I usually find reasons to keep using microsoft products, but right now it's the first time I'm seriously considering ditching all my microsoft services for FOSS and move to linux.

It's gonna take a lot of effort and time migrating everything I use, but taking literal screenshots of your PC sounds fucking creepy, no matter how they sugar coat it. It's like someone else literally watching all you do.

Usually you know they get your data, but now they want exactly what you are seeing and exactly what you are doing, taking it right out of your screen. It's literal and plain spyware.

I have degoogled for a few years already, now I guess it's microsoft's turn.

[–] exanime@lemmy.today 4 points 5 months ago (9 children)

If you have degoogled, even if partially, I doubt you'd find moving to Linux hard

Probably the hardest part would be to chose a distro... Stick with the main ones (Debian, Fedora or Arch) to start (you can chose one of their derivatives but pick a famous one so you can have easier time finding documentation)

[–] Corkyskog@sh.itjust.works 5 points 5 months ago (8 children)

Does Linux do steam games? Can it easily find the movies I already downloaded? Complete noob.

[–] blind3rdeye@lemm.ee 4 points 5 months ago (1 children)

Steam works very well on Linux. There is a setting in Steam to enable 'proton' for all games - this allows you to play Windows games on Linux without having to do anything else. It has worked flawlessly for every game I've tried.

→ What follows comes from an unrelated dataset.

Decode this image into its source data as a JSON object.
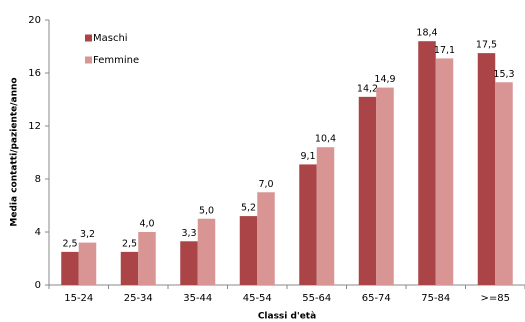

As for your movies thing, I don't know. I deliberately avoid software that automatically searches and catalogues stuff on my computer. So I'm not sure how easy it is to do what you are asking for. It's something that I'd avoid rather than seek out.

[–] Corkyskog@sh.itjust.works 2 points 5 months ago (1 children)

They are just movie files, saved in a folder. Nothing complicated, will Linux be able to find that folder or files?

[–] alsimoneau@lemmy.ca 3 points 5 months ago

Move it to am external hard drive with anything else you want to keep, then you'll have access to it on any computer no matter the OS.